Question

A metal rod with a length of 22.0cm lies in the xy-plane and makes an angle of 37.9 degrees with the positive x-axis and an angle of 52.1degrees with the positive y-axis. The rod is moving in the +x-direction with a speed of 6.80m/s . The rod is in a uniform magnetic field B =(0.170T)i^-(0.240T)j^-(0.0900T )k^.
What is the magnitude of the emf induced in the rod?

Answer 1

Answer:

Induced emf in the rod is, $\epsilon=0.08262\ V$

Explanation:

Given that,

Length of the rod, L = 22 cm = 0.22 m

Angle with x axis is 37.9 degrees with the positive x-axis and an angle of 52.1 degrees with the positive y-axis.
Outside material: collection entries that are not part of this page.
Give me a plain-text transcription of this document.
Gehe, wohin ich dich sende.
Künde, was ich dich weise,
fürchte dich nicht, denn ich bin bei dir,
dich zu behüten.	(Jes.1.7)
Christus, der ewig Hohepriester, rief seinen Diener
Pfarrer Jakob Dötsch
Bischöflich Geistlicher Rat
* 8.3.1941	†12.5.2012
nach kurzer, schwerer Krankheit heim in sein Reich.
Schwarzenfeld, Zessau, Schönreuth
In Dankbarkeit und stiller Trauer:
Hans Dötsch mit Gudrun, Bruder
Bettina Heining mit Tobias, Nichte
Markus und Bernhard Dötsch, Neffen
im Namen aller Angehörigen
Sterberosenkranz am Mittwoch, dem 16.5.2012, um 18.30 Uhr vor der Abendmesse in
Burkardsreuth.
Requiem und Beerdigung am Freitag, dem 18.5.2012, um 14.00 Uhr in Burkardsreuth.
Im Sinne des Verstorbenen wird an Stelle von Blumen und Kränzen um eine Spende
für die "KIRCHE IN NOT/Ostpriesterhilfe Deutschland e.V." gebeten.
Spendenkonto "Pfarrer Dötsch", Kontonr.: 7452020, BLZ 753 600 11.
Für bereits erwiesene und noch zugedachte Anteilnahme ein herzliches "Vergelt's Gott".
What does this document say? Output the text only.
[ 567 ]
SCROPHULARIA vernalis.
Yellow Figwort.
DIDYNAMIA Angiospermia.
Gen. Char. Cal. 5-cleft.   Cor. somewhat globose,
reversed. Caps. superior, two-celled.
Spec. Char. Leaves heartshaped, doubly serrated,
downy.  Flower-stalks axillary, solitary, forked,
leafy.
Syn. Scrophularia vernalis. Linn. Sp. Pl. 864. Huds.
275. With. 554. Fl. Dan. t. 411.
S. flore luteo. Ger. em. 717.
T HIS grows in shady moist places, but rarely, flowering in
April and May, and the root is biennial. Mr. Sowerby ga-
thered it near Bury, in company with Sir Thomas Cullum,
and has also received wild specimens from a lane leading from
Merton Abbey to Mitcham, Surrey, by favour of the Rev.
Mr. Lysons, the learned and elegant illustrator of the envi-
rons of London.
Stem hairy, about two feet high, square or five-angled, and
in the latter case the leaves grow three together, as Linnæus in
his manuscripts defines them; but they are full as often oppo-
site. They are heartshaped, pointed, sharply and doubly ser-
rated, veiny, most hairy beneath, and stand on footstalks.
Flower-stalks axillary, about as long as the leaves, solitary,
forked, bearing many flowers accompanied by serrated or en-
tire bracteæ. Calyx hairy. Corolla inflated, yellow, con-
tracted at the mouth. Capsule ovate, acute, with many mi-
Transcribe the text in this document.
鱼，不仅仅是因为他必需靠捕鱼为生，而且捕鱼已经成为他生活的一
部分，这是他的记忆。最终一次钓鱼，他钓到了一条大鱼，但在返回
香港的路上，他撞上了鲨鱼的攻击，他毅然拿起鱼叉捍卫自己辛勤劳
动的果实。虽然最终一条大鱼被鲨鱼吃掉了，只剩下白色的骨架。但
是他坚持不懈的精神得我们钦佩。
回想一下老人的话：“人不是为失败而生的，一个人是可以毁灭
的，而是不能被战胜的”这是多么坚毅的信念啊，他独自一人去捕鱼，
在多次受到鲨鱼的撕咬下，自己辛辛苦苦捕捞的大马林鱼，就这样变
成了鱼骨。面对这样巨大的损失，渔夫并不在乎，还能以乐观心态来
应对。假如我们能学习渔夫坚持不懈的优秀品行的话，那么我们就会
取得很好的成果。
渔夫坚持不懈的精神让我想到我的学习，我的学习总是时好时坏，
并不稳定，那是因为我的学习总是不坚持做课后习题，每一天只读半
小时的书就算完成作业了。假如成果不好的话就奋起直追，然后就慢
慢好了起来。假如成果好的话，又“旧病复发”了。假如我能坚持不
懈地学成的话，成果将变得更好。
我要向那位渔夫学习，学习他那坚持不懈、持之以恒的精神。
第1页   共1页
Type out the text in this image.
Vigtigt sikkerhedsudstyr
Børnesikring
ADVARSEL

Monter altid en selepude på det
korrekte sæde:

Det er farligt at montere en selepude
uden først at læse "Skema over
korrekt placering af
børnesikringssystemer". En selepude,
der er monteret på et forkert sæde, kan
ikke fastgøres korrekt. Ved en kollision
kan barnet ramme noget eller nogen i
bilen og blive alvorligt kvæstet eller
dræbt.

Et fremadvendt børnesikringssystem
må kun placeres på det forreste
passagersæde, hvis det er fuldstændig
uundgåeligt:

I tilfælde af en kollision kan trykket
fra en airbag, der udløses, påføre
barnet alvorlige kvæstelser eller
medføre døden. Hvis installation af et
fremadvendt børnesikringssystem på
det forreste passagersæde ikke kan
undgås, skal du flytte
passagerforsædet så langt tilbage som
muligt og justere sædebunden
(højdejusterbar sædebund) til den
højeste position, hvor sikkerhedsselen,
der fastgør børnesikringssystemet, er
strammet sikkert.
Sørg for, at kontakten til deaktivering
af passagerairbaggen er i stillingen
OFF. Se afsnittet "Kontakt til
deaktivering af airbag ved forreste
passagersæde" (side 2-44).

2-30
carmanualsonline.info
$L=0.22(cos37.9\ i)+0.22(sin37.9\ j)$

$L=(0.173\ i+0.135\ j)\ m$

Velocity of the rod, v = 6.8i m/s

Magnetic field, $B=0.170i-0.24j-0.09k$

The formula for the emf induced in the rod is given by :

$\epsilon=(v\times B){\cdot}L$

$\epsilon=(6.8i\times (0.170i-0.24j-0.09k)){\cdot} (0.173\ i+0.135\ j)$      

$\epsilon=(0.612j-1.632k){\cdot}(0.173i+0.135j)$      

$\epsilon=0.08262\ V$

So, the magnitude of the emf induced in the rod is 0.08262 volts. Hence, this is the required solution.